Where is Israel's place in US-Russia struggle?

Discussion in 'Israel & Middle East News' started by Almost Heaven, Apr 20, 2017.

  1. Almost Heaven

    Almost Heaven Well-Known Member

    Israel and US Defense Secretary James Mattis have a dangerous mutual enemy. Five years ago, when he headed the US Central Command, Mattis said of the three most pressing problems for the United States in the Middle East, “Number one Iran. Number two Iran. Number three Iran.” In February, the Marine general said that Iran is the “biggest state sponsor of terrorism in the world.” “Mad Dog” Mattis also criticized President Barack Obama for going along with the nuclear agreement with Iran.
    At a February meeting in Munich with Israeli Defense Minister Avigdor Liberman, the two agreed on the need to form a broad international coalition against the axis consisting of Iran — which is pulling the strings of the Shiite Hezbollah organization in Lebanon — and the regimes in Syria and North Korea. Liberman urged Mattis to be active in the Middle East.
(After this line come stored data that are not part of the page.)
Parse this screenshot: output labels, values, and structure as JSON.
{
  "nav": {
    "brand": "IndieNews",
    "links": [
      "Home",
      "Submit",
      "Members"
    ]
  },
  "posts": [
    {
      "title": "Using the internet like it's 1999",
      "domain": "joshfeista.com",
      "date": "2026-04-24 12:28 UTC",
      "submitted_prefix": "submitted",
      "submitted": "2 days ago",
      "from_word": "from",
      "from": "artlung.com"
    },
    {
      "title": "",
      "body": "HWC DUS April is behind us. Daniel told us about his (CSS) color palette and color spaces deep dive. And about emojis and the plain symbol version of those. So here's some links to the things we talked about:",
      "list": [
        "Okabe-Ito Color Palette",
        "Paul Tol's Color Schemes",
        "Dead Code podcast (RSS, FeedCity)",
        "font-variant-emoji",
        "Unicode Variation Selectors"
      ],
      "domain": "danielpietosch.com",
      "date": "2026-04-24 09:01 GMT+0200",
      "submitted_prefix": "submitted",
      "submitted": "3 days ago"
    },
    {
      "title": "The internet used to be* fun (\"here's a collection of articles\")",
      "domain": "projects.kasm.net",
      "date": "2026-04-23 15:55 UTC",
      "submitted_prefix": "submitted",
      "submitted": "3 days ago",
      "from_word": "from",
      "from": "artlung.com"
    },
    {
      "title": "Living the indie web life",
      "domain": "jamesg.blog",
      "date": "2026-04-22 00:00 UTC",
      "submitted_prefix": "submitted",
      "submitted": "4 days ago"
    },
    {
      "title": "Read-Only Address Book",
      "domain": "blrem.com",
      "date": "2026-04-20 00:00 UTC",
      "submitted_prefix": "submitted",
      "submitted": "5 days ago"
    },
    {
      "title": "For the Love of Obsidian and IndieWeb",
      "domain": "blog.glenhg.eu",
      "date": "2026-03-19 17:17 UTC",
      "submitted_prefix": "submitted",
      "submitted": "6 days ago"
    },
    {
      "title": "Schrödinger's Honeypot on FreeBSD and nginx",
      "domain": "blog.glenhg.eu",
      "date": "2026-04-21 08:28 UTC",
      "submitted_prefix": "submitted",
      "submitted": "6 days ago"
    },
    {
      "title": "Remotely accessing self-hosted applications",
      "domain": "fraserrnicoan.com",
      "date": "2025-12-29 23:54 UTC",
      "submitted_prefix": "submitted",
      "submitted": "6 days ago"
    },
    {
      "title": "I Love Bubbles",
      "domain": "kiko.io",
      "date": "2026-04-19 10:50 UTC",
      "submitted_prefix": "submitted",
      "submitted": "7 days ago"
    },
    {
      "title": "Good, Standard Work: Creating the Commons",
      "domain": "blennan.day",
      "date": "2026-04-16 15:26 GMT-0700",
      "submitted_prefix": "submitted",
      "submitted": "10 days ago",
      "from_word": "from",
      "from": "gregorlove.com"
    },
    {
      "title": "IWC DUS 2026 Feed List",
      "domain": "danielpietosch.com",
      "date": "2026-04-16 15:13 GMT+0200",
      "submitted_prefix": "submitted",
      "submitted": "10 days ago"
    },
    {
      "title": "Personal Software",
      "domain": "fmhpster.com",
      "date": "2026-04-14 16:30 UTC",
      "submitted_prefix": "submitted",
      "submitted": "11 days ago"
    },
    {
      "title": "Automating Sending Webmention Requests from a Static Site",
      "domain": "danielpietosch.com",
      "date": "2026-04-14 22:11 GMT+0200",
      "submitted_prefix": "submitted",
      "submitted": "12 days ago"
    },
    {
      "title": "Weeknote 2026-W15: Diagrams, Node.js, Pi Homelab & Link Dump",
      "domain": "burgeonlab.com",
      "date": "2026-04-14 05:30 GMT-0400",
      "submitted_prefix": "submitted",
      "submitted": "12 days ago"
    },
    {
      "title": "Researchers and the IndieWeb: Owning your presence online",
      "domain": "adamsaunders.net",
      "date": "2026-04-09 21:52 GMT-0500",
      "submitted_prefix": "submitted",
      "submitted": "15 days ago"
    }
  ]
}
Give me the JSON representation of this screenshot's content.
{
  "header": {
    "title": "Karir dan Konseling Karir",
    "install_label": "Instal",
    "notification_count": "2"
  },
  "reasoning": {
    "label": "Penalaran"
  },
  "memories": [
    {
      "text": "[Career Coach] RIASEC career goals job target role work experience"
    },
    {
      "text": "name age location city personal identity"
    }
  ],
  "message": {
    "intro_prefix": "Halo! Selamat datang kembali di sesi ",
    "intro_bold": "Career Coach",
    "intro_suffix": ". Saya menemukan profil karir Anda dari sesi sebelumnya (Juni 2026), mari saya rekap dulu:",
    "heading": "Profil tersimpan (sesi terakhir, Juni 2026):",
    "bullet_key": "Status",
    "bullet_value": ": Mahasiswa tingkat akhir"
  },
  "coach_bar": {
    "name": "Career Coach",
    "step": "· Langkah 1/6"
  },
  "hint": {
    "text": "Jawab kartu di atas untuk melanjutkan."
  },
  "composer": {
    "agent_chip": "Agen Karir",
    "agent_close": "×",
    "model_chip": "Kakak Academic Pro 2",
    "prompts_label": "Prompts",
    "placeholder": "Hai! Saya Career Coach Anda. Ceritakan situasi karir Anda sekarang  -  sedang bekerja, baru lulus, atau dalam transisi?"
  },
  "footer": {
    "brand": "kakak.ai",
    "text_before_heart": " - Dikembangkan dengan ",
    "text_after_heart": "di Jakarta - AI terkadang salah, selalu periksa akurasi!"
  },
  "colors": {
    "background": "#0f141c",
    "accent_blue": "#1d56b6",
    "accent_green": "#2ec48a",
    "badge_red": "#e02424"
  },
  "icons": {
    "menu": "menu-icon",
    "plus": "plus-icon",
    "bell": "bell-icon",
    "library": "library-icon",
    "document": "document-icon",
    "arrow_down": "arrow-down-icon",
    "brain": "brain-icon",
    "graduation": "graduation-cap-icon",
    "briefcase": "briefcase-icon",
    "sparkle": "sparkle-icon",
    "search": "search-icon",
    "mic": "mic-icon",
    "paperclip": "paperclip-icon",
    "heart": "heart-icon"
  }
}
    Several weeks later, on March 9, it was Russian President Vladimir Putin’s turn to be briefed by Israel on the perils of Iran. Prime Minister Benjamin Netanyahu came to Moscow to remind his hosts that Iran is carrying on the legacy of ancient Persia, which 2,500 years ago sought to annihilate the Jewish people. According to Netanyahu, radical Shiism not only threatens Israel but endangers the entire region and even world peace. Netanyahu told reporters that Israel is adamantly opposed to leaving any presence of “Iran and its proxies” in Syria as part of an overall agreement on ending the civil war there. The prime minister said he was certain “the message had sunk in.”
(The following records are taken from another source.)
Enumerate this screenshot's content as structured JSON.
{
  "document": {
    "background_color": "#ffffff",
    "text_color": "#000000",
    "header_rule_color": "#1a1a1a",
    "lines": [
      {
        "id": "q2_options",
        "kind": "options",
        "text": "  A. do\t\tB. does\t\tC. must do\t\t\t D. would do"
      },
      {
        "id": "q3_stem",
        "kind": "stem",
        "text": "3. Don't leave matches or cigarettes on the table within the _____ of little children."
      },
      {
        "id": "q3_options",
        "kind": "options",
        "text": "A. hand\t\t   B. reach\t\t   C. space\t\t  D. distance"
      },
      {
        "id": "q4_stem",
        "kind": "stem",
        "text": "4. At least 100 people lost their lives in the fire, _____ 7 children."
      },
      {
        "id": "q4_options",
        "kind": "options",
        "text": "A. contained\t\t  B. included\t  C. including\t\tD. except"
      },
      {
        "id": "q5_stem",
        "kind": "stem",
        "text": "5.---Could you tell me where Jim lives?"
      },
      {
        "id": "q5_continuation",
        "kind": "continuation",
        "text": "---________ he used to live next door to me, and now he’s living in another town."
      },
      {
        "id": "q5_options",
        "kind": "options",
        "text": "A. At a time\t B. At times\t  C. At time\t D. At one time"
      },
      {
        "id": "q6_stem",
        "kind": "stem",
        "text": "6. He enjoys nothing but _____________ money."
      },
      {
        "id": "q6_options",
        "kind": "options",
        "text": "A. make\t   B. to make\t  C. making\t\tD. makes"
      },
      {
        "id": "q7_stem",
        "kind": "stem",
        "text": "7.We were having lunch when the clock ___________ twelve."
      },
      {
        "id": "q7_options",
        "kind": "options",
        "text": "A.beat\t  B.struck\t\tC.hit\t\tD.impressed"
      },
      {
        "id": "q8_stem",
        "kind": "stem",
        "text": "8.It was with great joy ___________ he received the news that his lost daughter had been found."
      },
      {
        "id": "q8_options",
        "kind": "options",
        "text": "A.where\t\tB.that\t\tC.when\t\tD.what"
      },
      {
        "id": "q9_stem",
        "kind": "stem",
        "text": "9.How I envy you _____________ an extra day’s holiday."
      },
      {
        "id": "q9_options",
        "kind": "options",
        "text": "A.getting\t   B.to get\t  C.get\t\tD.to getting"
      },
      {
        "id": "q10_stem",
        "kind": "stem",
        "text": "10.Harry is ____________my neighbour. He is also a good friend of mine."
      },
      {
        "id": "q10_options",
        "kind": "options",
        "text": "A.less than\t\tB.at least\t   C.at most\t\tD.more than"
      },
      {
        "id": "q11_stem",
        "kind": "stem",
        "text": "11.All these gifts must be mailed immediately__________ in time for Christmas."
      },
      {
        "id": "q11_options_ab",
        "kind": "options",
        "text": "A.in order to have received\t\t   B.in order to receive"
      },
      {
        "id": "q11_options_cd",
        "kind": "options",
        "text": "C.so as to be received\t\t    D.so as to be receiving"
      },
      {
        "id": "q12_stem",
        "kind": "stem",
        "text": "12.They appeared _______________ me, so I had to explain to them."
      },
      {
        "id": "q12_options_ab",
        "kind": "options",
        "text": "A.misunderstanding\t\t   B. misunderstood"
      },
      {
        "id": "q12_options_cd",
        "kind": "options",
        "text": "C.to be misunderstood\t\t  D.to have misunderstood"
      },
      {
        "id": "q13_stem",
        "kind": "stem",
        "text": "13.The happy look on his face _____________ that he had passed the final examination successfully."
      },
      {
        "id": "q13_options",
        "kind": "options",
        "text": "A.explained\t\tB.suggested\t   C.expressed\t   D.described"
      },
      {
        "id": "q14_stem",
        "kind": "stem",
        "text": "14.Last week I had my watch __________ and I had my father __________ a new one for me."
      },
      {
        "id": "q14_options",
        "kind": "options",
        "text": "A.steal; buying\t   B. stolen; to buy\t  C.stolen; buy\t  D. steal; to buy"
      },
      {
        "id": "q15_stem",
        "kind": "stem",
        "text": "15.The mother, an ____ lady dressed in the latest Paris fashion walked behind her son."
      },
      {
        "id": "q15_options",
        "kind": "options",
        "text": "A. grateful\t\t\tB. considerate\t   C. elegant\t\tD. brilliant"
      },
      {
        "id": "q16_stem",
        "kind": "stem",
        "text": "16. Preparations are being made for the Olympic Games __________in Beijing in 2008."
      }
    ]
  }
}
    In Jerusalem, it was assumed at the time that Donald Trump’s election victory in the United States would end the Russian-Iranian love affair that developed during Obama’s presidency. The compliments Trump paid Putin during his election campaign led to hope that Iranian Foreign Minister Mohammad Javad Zarif would not be able to repeat the comments he made in Moscow in October 2016: At the end of the summit meeting of the foreign ministers of Russia, Iran and Syria, he said that relations between Syria, Iran and Russia were at their peak.

    But hope that Trump’s special relationships with Putin and Netanyahu would form the basis of an anti-Iran coalition was shattered on April 14, when Russian Foreign Minister Sergey Lavrov met in Moscow with his Iranian counterpart and his Syrian protege, Foreign Minister Wallid Muallem, to demonstrate a united front vis-a-vis the United States and condemn the American missile attack in Syria.
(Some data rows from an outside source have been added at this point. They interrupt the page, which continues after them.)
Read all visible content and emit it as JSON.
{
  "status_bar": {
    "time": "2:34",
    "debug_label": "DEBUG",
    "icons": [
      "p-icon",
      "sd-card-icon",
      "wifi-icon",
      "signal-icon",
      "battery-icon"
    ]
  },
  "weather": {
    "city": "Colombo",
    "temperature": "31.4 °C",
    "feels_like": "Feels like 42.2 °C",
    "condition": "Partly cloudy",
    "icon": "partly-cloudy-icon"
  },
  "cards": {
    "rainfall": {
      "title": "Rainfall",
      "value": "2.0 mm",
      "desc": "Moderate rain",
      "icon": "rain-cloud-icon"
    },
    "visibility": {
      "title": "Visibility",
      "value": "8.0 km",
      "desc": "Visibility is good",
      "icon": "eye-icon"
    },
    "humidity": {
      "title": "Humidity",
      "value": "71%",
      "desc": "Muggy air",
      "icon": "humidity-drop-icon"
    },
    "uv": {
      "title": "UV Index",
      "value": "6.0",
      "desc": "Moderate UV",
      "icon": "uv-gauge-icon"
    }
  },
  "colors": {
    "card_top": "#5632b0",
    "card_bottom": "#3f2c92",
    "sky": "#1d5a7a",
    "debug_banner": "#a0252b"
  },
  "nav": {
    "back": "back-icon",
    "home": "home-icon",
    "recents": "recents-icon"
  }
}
    Israel is just a bit player in the renewed struggle between Russia and the United States over spheres of control and influence around the world. Just as it did during the Cold War in the 1960s, Syria serves as a jumping-off point for the Middle East.

    Contrary to what Netanyahu told reporters in Moscow, Putin has no problem sharing
    the pie with Iran, including the whipped cream on top — control of the Syrian ports of Latakia and Tartus. By the same token, Netanyahu’s position that Hamas is a terror organization seeking to annihilate Israel did not prevent Putin from rolling out the red carpet earlier this year for the deputy head of Hamas' political bureau, Mousa Abu Marzouk.

    Mattis had no illusions about Moscow. At his Senate confirmation hearing March 5, he said, “Right now the most important thing is that we recognize the reality of what we deal with [in] Mr. Putin. We recognize that he is trying to break the North Atlantic alliance.” He remarked that the United States needs to mobilize its allies to create a deterrent for Russia and to prepare itself militarily, economically and diplomatically for a possible clash with the Russian Federation.